Adopting this approach, it could be contended that the effect on the underlying value of responsible government and legislative oversight is such that if a person is in a position of being unable to face by-election, then in every case that person is ineligible to be Minister. Readers will recollect that in the Constituent Assembly, one of the reasons given by Dr. Ambedkar for rejecting the proposed amendment of Mohd. Tahir was that it was desirable to leave open the flexibility to the government to appoint the best person as minister “on the assumption that he shall be able to get himself elected…” In a situation of a vacancy shortly before the expiry of the term of the legislature, when no by-election at all is possible, then that vacancy should be filled up only by an existing member of the assembly: not because the Constitution requires this in express terms, but because not doing so will in every case have the effect of negating an underlying constitutional value. True, the Constitution permits a non-member to be a minister: but that permission is circumscribed by the underlying values which mandate that the person so appointed must necessarily be one who is capable of becoming a minister. The question which was left open in SR Chaudhari (“we have declined an invitation of learned counsel for the appellant to express our opinion on the question whether a non-legislator can be appointed as a Minster, if on the date of such appointment, he suffers from a constitutional or statutory disqualification to contest the election within the next six consecutive months”) can perhaps be answered in this manner and contrary to what emerges from the Bombay High Court decision. This fits in well with the decision of the Supreme Court not just in SR Chaudhari but also in BR Kapur; and also does not detract from the general rule that a non-member who is capable of being elected in six months can be so appointed.

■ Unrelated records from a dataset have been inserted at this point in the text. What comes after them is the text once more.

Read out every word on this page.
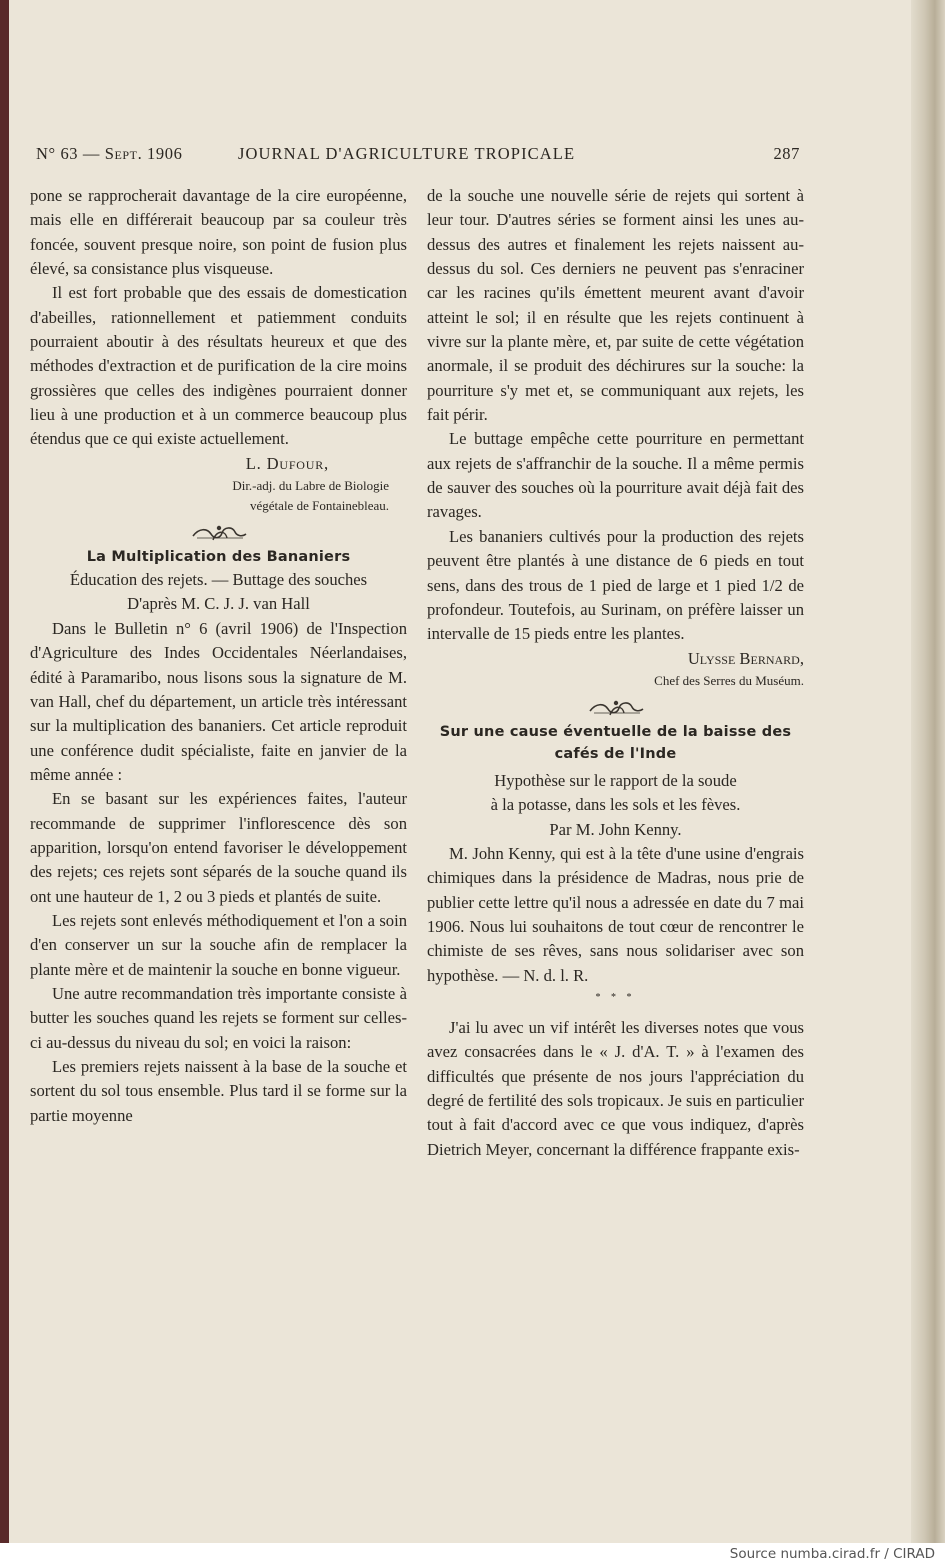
N° 63 — Sept. 1906	JOURNAL D'AGRICULTURE TROPICALE	287

pone se rapprocherait davantage de la cire européenne, mais elle en différerait beaucoup par sa couleur très foncée, souvent presque noire, son point de fusion plus élevé, sa consistance plus visqueuse.

Il est fort probable que des essais de domestication d'abeilles, rationnellement et patiemment conduits pourraient aboutir à des résultats heureux et que des méthodes d'extraction et de purification de la cire moins grossières que celles des indigènes pourraient donner lieu à une production et à un commerce beaucoup plus étendus que ce qui existe actuellement.

L. Dufour,

Dir.-adj. du Labre de Biologie

végétale de Fontainebleau.

La Multiplication des Bananiers

Éducation des rejets. — Buttage des souches

D'après M. C. J. J. van Hall

Dans le Bulletin n° 6 (avril 1906) de l'Inspection d'Agriculture des Indes Occidentales Néerlandaises, édité à Paramaribo, nous lisons sous la signature de M. van Hall, chef du département, un article très intéressant sur la multiplication des bananiers. Cet article reproduit une conférence dudit spécialiste, faite en janvier de la même année :

En se basant sur les expériences faites, l'auteur recommande de supprimer l'inflorescence dès son apparition, lorsqu'on entend favoriser le développement des rejets; ces rejets sont séparés de la souche quand ils ont une hauteur de 1, 2 ou 3 pieds et plantés de suite.

Les rejets sont enlevés méthodiquement et l'on a soin d'en conserver un sur la souche afin de remplacer la plante mère et de maintenir la souche en bonne vigueur.

Une autre recommandation très importante consiste à butter les souches quand les rejets se forment sur celles-ci au-dessus du niveau du sol; en voici la raison:

Les premiers rejets naissent à la base de la souche et sortent du sol tous ensemble. Plus tard il se forme sur la partie moyenne

de la souche une nouvelle série de rejets qui sortent à leur tour. D'autres séries se forment ainsi les unes au-dessus des autres et finalement les rejets naissent au-dessus du sol. Ces derniers ne peuvent pas s'enraciner car les racines qu'ils émettent meurent avant d'avoir atteint le sol; il en résulte que les rejets continuent à vivre sur la plante mère, et, par suite de cette végétation anormale, il se produit des déchirures sur la souche: la pourriture s'y met et, se communiquant aux rejets, les fait périr.

Le buttage empêche cette pourriture en permettant aux rejets de s'affranchir de la souche. Il a même permis de sauver des souches où la pourriture avait déjà fait des ravages.

Les bananiers cultivés pour la production des rejets peuvent être plantés à une distance de 6 pieds en tout sens, dans des trous de 1 pied de large et 1 pied 1/2 de profondeur. Toutefois, au Surinam, on préfère laisser un intervalle de 15 pieds entre les plantes.

Ulysse Bernard,

Chef des Serres du Muséum.

Sur une cause éventuelle de la baisse des
cafés de l'Inde

Hypothèse sur le rapport de la soude

à la potasse, dans les sols et les fèves.

Par M. John Kenny.

M. John Kenny, qui est à la tête d'une usine d'engrais chimiques dans la présidence de Madras, nous prie de publier cette lettre qu'il nous a adressée en date du 7 mai 1906. Nous lui souhaitons de tout cœur de rencontrer le chimiste de ses rêves, sans nous solidariser avec son hypothèse. — N. d. l. R.

* * *

J'ai lu avec un vif intérêt les diverses notes que vous avez consacrées dans le « J. d'A. T. » à l'examen des difficultés que présente de nos jours l'appréciation du degré de fertilité des sols tropicaux. Je suis en particulier tout à fait d'accord avec ce que vous indiquez, d'après Dietrich Meyer, concernant la différence frappante exis-

Source numba.cirad.fr / CIRAD
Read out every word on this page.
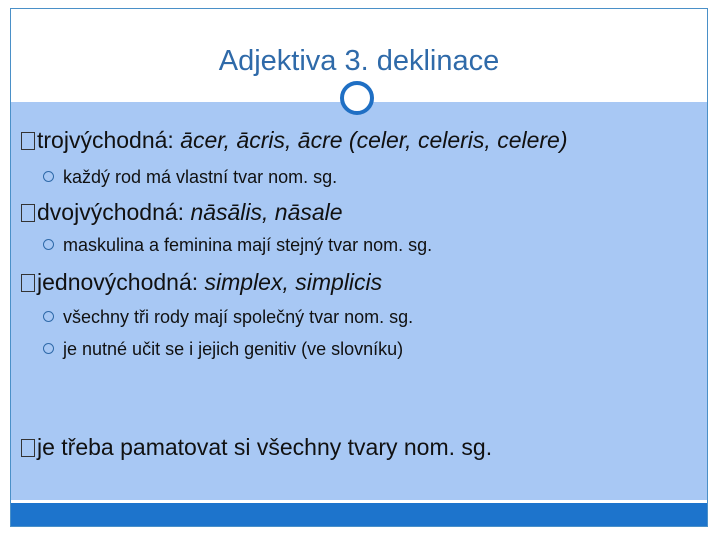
Adjektiva 3. deklinace
trojvýchodná: ācer, ācris, ācre (celer, celeris, celere)
každý rod má vlastní tvar nom. sg.
dvojvýchodná: nāsālis, nāsale
maskulina a feminina mají stejný tvar nom. sg.
jednovýchodná: simplex, simplicis
všechny tři rody mají společný tvar nom. sg.
je nutné učit se i jejich genitiv (ve slovníku)
je třeba pamatovat si všechny tvary nom. sg.
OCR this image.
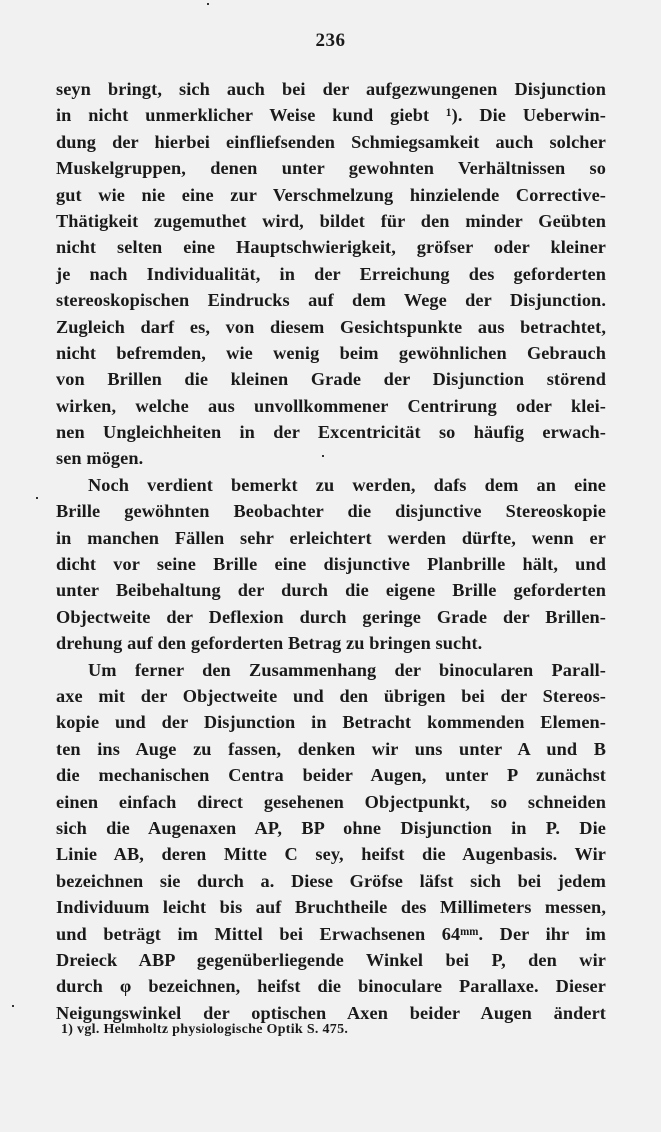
236
seyn bringt, sich auch bei der aufgezwungenen Disjunction
in nicht unmerklicher Weise kund giebt ¹). Die Ueberwin-
dung der hierbei einfliefsenden Schmiegsamkeit auch solcher
Muskelgruppen, denen unter gewohnten Verhältnissen so
gut wie nie eine zur Verschmelzung hinzielende Corrective-
Thätigkeit zugemuthet wird, bildet für den minder Geübten
nicht selten eine Hauptschwierigkeit, gröfser oder kleiner
je nach Individualität, in der Erreichung des geforderten
stereoskopischen Eindrucks auf dem Wege der Disjunction.
Zugleich darf es, von diesem Gesichtspunkte aus betrachtet,
nicht befremden, wie wenig beim gewöhnlichen Gebrauch
von Brillen die kleinen Grade der Disjunction störend
wirken, welche aus unvollkommener Centrirung oder klei-
nen Ungleichheiten in der Excentricität so häufig erwach-
sen mögen.
Noch verdient bemerkt zu werden, dafs dem an eine
Brille gewöhnten Beobachter die disjunctive Stereoskopie
in manchen Fällen sehr erleichtert werden dürfte, wenn er
dicht vor seine Brille eine disjunctive Planbrille hält, und
unter Beibehaltung der durch die eigene Brille geforderten
Objectweite der Deflexion durch geringe Grade der Brillen-
drehung auf den geforderten Betrag zu bringen sucht.
Um ferner den Zusammenhang der binocularen Parall-
axe mit der Objectweite und den übrigen bei der Stereos-
kopie und der Disjunction in Betracht kommenden Elemen-
ten ins Auge zu fassen, denken wir uns unter A und B
die mechanischen Centra beider Augen, unter P zunächst
einen einfach direct gesehenen Objectpunkt, so schneiden
sich die Augenaxen AP, BP ohne Disjunction in P. Die
Linie AB, deren Mitte C sey, heifst die Augenbasis. Wir
bezeichnen sie durch a. Diese Gröfse läfst sich bei jedem
Individuum leicht bis auf Bruchtheile des Millimeters messen,
und beträgt im Mittel bei Erwachsenen 64ᵐᵐ. Der ihr im
Dreieck ABP gegenüberliegende Winkel bei P, den wir
durch φ bezeichnen, heifst die binoculare Parallaxe. Dieser
Neigungswinkel der optischen Axen beider Augen ändert
1) vgl. Helmholtz physiologische Optik S. 475.
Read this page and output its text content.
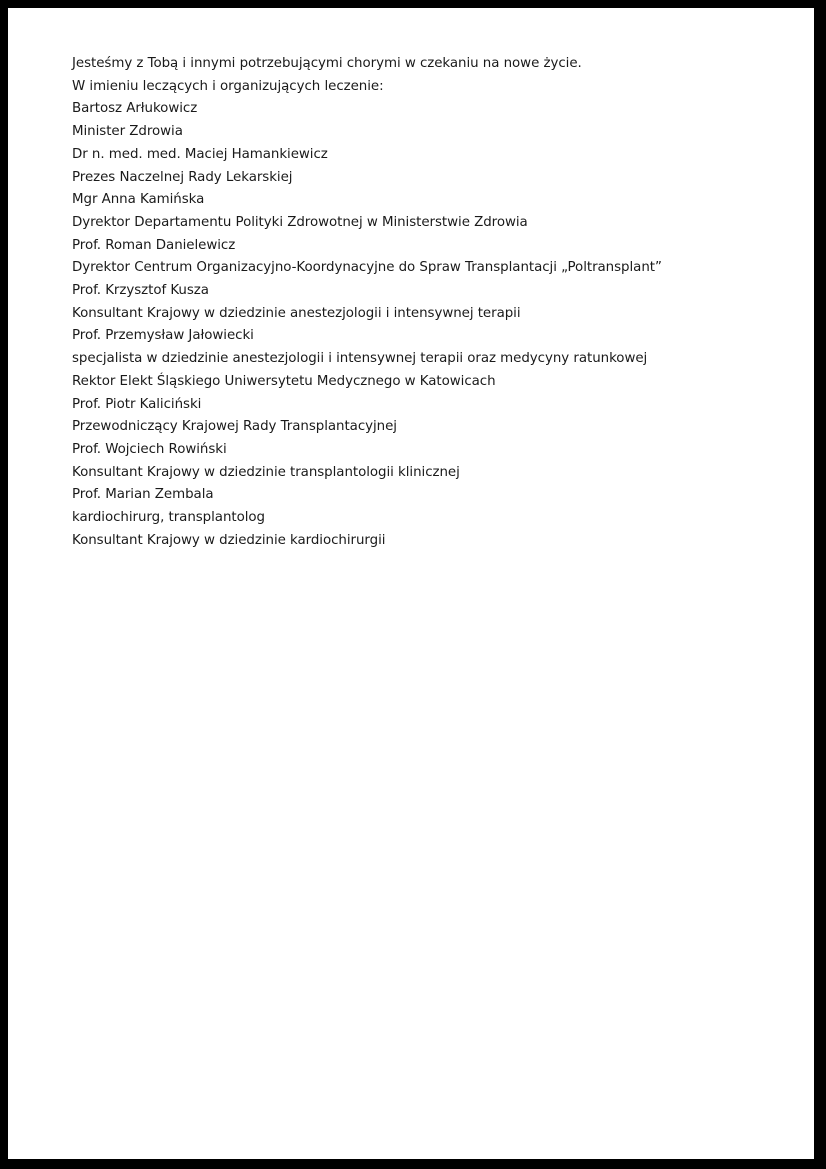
Jesteśmy z Tobą i innymi potrzebującymi chorymi w czekaniu na nowe życie.
W imieniu leczących i organizujących leczenie:
Bartosz Arłukowicz
Minister Zdrowia
Dr n. med. med. Maciej Hamankiewicz
Prezes Naczelnej Rady Lekarskiej
Mgr Anna Kamińska
Dyrektor Departamentu Polityki Zdrowotnej w Ministerstwie Zdrowia
Prof. Roman Danielewicz
Dyrektor Centrum Organizacyjno-Koordynacyjne do Spraw Transplantacji „Poltransplant”
Prof. Krzysztof Kusza
Konsultant Krajowy w dziedzinie anestezjologii i intensywnej terapii
Prof. Przemysław Jałowiecki
specjalista w dziedzinie anestezjologii i intensywnej terapii oraz medycyny ratunkowej
Rektor Elekt Śląskiego Uniwersytetu Medycznego w Katowicach
Prof. Piotr Kaliciński
Przewodniczący Krajowej Rady Transplantacyjnej
Prof. Wojciech Rowiński
Konsultant Krajowy w dziedzinie transplantologii klinicznej
Prof. Marian Zembala
kardiochirurg, transplantolog
Konsultant Krajowy w dziedzinie kardiochirurgii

Even if one were to take a different view, the analysis required to uphold the appointment would be of a somewhat different nature; and would have to focus on the effect of the appointment on the underlying constitutional value. It would have to be argued, perhaps, that the principle of collective responsibility is in itself sufficient to ensure that there is no adverse effect on the underlying constitutional value of ministerial responsibility. Indeed, while one of Dr. Ambedkar’s reasons (which we have already noted in the earlier post) for rejecting Mohd. Tahir’s amendment was that there was an underlying assumption that the minister would get elected as member, Dr. Ambedkar also offered another reason for rejecting the amendment:

…My second submission is this, that the fact that a nominated Minister is a member of the Cabinet, does not either violate the principle of collective responsibility nor does it violate the principle of confidence, because if he is a member of the Cabinet, if he is prepared to accept the policy of the Cabinet, stands part of the Cabinet and resigns with the Cabinet, when he ceases to have the confidence of the House, his membership of the Cabinet does not in any way cause any inconvenience or breach of the fundamental principles on which Parliamentary government is based…

The argument would then be that the framers regarded collective responsibility in itself as being sufficient to protect the underlying constitutional value; and hence, the fact that a particular minister may not even be capable of becoming a member of the assembly is irrelevant. That is certainly a proposition which would require careful consideration: however, it is suggested that this reasoning – that collective responsibility is in itself sufficient to ensure that the fundamental value of ministerial responsibility is not lost – does not sit comfortably with the reasoning of the Supreme Court in Kapur and Chaudhari.

Perhaps, the decision of the Bombay High Court – if carried in appeal to the Supreme Court – may give the Supreme Court a chance to further consider how the doctrine of “fraud on the Constitution” is to be applied and also to elucidate how exactly the fundamental constitutional value of ministerial responsibility is to be protected in the constitutional scheme.

[The author is grateful to Gautam Bhatia for his comments on a draft version of this essay.]